The interaction of Dis1 with the microtubules in fission yeast is unique and unexpected since TOG/XMAP215 proteins are known to be involved in microtubule polymerization, the process that leads to microtubule elongation in many organisms.

What are the long-term applications of these findings? Sato muses, “We envision that the molecular device created in this study can be a platform for the artificial chromosome segregation machinery, which might contribute to therapy for diseases that are caused by defects in chromosome segregation. Alternatively, it could be used for the construction of artificial cells that can segregate genetic materials to descendants independently.”

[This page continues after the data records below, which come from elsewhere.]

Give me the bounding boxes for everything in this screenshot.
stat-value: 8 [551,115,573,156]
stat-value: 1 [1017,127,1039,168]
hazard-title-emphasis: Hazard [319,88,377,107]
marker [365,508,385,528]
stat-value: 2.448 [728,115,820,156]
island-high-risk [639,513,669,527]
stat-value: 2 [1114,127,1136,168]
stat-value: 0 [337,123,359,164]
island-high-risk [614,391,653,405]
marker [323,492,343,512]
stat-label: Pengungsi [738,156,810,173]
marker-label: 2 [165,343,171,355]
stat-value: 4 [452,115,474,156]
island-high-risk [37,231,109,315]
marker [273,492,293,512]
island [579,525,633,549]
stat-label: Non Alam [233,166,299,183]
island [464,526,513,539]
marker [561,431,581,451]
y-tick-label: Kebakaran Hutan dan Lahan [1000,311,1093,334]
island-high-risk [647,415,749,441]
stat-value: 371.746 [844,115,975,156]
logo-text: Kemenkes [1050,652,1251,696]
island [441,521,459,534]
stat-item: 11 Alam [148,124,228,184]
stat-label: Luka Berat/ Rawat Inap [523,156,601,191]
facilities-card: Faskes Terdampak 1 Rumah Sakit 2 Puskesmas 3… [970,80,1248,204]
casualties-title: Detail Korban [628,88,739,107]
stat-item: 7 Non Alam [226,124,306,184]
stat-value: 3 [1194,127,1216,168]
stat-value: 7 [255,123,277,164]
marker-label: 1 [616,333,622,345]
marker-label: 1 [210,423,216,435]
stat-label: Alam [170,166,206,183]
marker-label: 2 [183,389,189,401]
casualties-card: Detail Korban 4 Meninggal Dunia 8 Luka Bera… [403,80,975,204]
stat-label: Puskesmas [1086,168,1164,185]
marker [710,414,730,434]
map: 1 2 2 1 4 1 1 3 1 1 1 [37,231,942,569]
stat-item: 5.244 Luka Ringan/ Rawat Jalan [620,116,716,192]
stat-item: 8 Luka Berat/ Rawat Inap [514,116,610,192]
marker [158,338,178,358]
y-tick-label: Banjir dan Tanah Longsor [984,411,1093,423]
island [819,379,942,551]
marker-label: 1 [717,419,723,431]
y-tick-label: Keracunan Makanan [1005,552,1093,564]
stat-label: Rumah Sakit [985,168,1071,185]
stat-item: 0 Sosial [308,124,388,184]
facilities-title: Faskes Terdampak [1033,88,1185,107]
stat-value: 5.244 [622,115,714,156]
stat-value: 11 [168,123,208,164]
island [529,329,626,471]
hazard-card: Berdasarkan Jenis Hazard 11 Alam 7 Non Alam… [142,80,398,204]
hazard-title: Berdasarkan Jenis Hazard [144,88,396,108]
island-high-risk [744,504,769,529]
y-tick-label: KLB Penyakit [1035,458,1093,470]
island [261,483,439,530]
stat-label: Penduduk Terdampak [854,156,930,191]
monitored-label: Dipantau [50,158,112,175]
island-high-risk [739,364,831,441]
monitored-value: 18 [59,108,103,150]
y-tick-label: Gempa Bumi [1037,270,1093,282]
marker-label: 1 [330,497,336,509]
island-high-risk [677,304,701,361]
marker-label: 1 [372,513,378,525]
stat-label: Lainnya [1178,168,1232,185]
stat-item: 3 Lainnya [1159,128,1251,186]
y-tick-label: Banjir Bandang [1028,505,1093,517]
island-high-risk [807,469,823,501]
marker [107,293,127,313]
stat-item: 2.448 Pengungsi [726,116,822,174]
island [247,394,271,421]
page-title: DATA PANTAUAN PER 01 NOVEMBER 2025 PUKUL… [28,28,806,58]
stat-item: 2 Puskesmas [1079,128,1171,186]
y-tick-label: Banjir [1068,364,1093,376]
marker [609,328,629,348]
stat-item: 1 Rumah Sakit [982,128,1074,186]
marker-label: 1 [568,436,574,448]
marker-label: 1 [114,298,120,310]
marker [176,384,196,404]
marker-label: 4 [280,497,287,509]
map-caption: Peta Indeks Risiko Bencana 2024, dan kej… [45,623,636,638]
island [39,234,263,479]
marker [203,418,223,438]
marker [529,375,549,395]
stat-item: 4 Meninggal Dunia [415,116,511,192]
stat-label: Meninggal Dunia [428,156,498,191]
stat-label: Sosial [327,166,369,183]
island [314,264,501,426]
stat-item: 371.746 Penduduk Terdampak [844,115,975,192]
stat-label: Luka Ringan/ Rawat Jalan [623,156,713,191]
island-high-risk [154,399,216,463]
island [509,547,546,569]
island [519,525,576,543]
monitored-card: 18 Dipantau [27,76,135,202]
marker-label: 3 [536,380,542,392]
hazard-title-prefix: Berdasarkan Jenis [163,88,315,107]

Title: The virtual Dis1 kinetochore shorten microtubules connected to it and induce chromosome pulling
Caption: In fission yeast, a non-kinesin protein known as Dis1 attaches to the kinetochore-microtubule interface and promotes microtubule catastrophe, resulting in the sudden switch from microtubule elongation to microtubule shortening.
Credit: Masamitsu Sato from Waseda University
License: Original content

Reference

Authors: Yuichi Murase¹, Masahiko Yamagishi², Naoyuki Okada^1,3, Mika Toya^1,4,5, Junichiro Yajima^2,6,7, Takahiro Hamada⁸ and Masamitsu Sato^1,5,9
Title of original paper: Fission yeast Dis1 is an unconventional TOG/XMAP215 that induces microtubule catastrophe to drive chromosome pulling
Journal: Communications Biology
DOI: 10.1038/s42003-022-04271-2

Affiliations:¹Laboratory of Cytoskeletal Logistics, Department of Life Science and Medical Bioscience, Graduate School of Advanced Science and Engineering, Waseda University, 2-2 Wakamatsucho, Shinjuku-ku, Tokyo, 162-8480, Japan
²Department of Life Sciences, Graduate School of Arts and Sciences, The University of Tokyo, 3-8-1 Komaba, Meguro-ku, 153-8902, Tokyo, Japan
³Instituto de Biologia Molecular e Celular, Instituto de Investigacao Inovacao em Saude (i3S), Universidade do Porto, 208 Rua Alfredo Allen, 4200-135, Porto, Portugal
⁴Global Center for Science and Engineering, Faculty of Science and Engineering, Waseda University, 3-4-1 Okubo, Shinjuku-ku, Tokyo 169-8555, Japan
⁵Institute for Advanced Research of Biosystem Dynamics, Waseda Research Institute for Science and Engineering, Graduate School of Advanced Science and Engineering, Waseda University, 3-4-1 Okubo, Shinjuku-ku, Tokyo, 169-8555, Japan
⁶Komaba Institute for Science, The University of Tokyo, 3-8-1, Komaba, Meguro-ku, 153-8902, Tokyo, Japan
⁷Research Center for Complex Systems Biology, The University of Tokyo, 3-8-1, Komaba, Meguro-ku, 153-8902, Tokyo, Japan
⁸Department of Bioscience, Faculty of Life Science, Okayama University of Science, 1-1 Ridaicho, Kita-ku, Okayama-shi, 700-0005, Japan
⁹Institute for Medical-Oriented Structural Biology, Waseda University, 2-2 Wakamatsucho, Shinjuku-ku, Tokyo, 162-8480, Japan

About Professor Masamitsu Sato

Professor Masamitsu Sato is a distinguished researcher and professor at Waseda University’s Department of Life Science and Medical Bioscience with over 24 years of research experience. He received his doctoral degree from the University of Tokyo’s Department of Biophysics and Biochemistry. Professor Sato is a recipient of the JSPS Fellowship for Research Abroad and worked as a post-Doctoral fellow at Cancer Research UK’s London Research Institute from 2002 to 2006. He was awarded the Commendation for Science and Technology by Japan’s Minister of Education, Culture, Sports, Science and Technology in 2012. He has also received the Waseda University Research Award and the Waseda University Teaching Award. Professor Sato’s research currently focuses on the mechanisms of cell division and cell differentiation.